Sql-server – use SPARSE somehow on a non-nullable bit column with mostly false values

performancequery-performancesparse-columnsql server

I have a table that stores the results of queries that are run at least once a day. There's a bit column that represents whether the row is from the most recent run of a particular query with a particular set of arguments. (Yes, it's a functional dependency, but a necessary denormalization for performance, since most queries on this table are only interested in the most recent result.)

Since this bit column is almost always a false value, I'm looking for the best way to tune queries returning only the true values. Partitioning isn't an option (Standard Edition). It seems like making the column SPARSE would be an interesting solution, but I believe that would require me to change the column to nullable and use NULL rather than 0 for false values. Seems a little kludgy.

Is there an option similar to SPARSE that would optimize space/performance for a non-null bit column with mostly (well over 99%) false values?

Pinal Dave's article indicates that both zero and null values are optimized, but this doesn't seem right to me, since these are different values — unless MSSQL is using the same mechanism for non-null columns to indicate the default value. This would be great if it were true, but the BOL doesn't mention this.

Best Answer

A filtered index (WHERE IsMostRecentRun = 1) sounds like a better idea to me than using sparse. If you can make it so that false is instead represented by null, you may be able to do both, but while that will potentially save some space in the base table, I suspect the bigger gain would be in query performance from the filtered index - as long as it's covering.
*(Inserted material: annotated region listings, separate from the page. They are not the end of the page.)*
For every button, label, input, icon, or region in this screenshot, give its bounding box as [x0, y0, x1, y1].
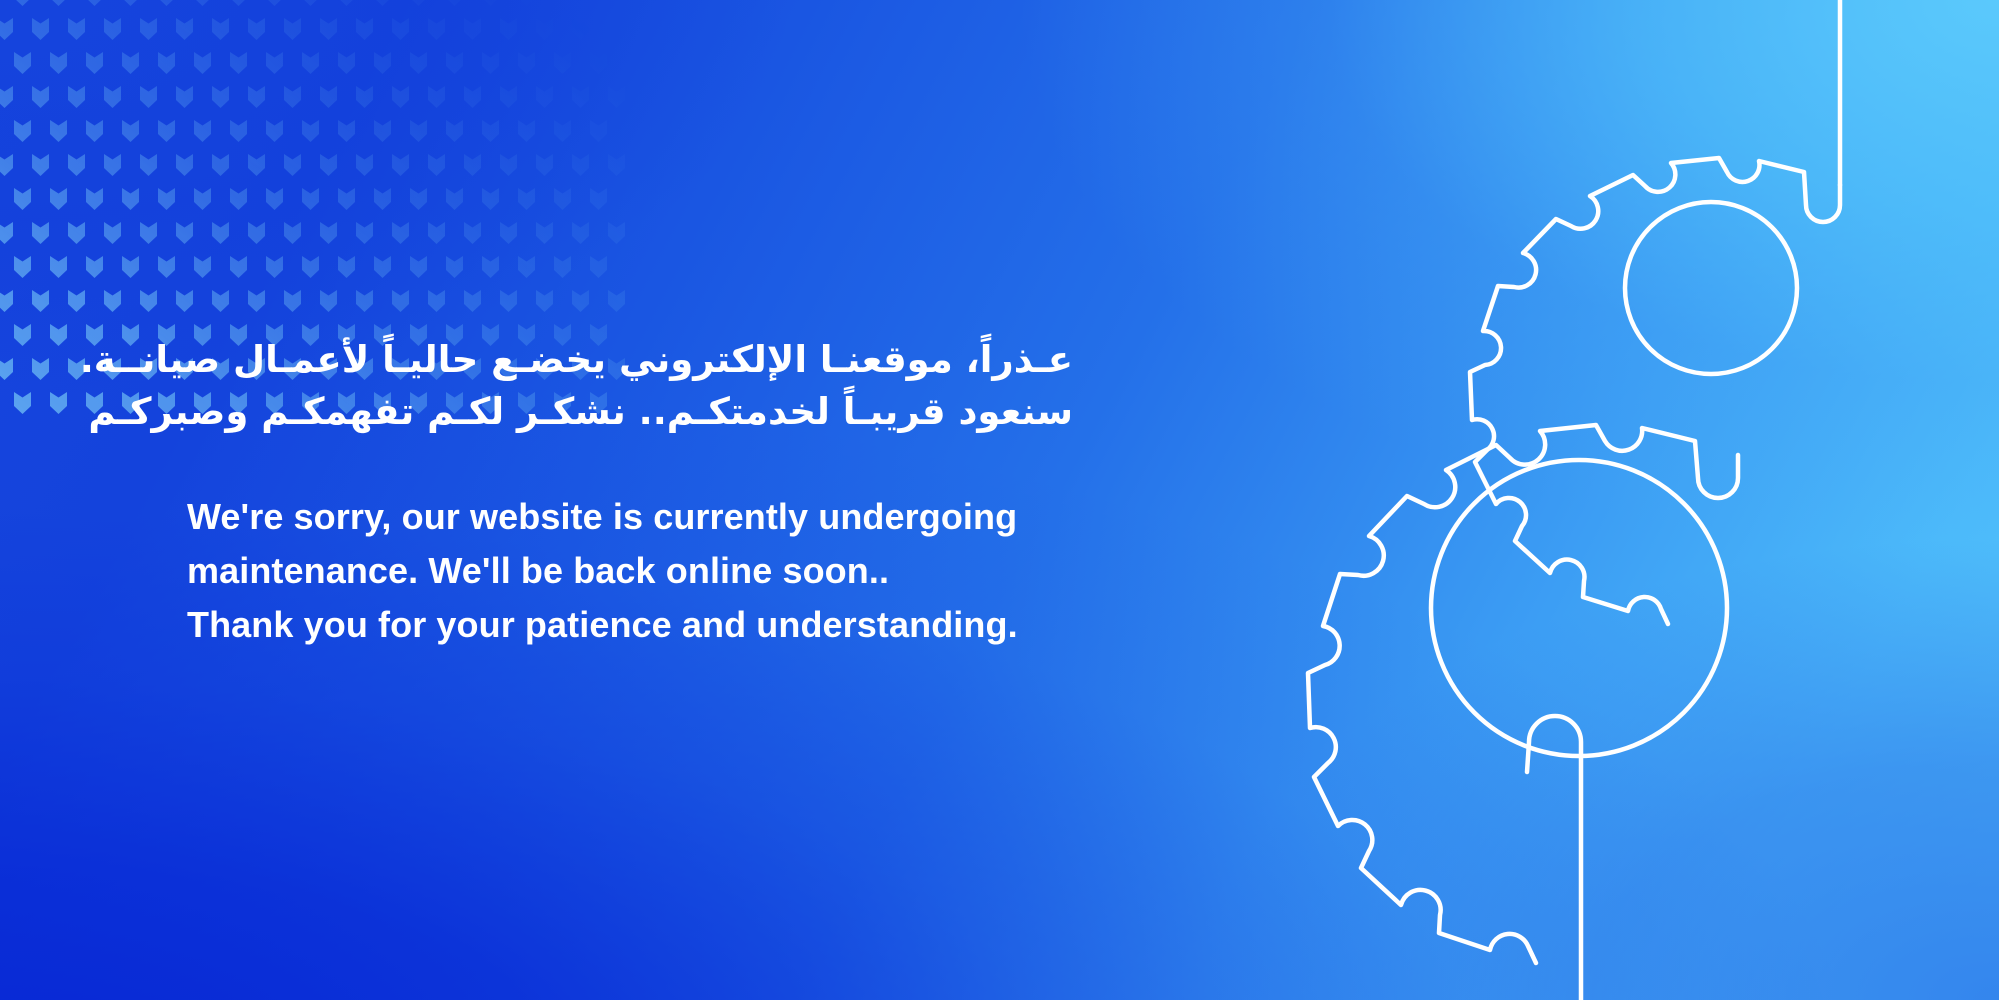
- english-message-line-1: We're sorry, our website is currently un…: [187, 490, 1187, 544]
- maintenance-message: عـذراً، موقعنـا الإلكتروني يخضـع حاليـاً…: [187, 334, 1187, 652]
- english-message-line-2: maintenance. We'll be back online soon..: [187, 544, 1187, 598]
- arabic-message-line-1: عـذراً، موقعنـا الإلكتروني يخضـع حاليـاً…: [133, 334, 1073, 386]
- english-message: We're sorry, our website is currently un…: [187, 490, 1187, 652]
- english-message-line-3: Thank you for your patience and understa…: [187, 598, 1187, 652]
- arabic-message: عـذراً، موقعنـا الإلكتروني يخضـع حاليـاً…: [133, 334, 1073, 438]
- arabic-message-line-2: سنعود قريبـاً لخدمتكـم.. نشكـر لكـم تفهم…: [133, 386, 1073, 438]
- maintenance-page: عـذراً، موقعنـا الإلكتروني يخضـع حاليـاً…: [0, 0, 1999, 1000]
If you need too many columns to cover and/or need to also filter or join on other columns, then you may find a balancing act between the improvements you get from the seek or range scan on the filtered index and the costs of things like lookups to get at the rest of the columns.

That all said, it seems suspicious you would need an additional column to serve as a flag for this. Isn't this information redundant? Can't it be determined by other data? In which case I would focus on index tuning to optimize the use of the existing columns instead of storing and maintaining redundant data.

(Also I don't think Pinal is correct.)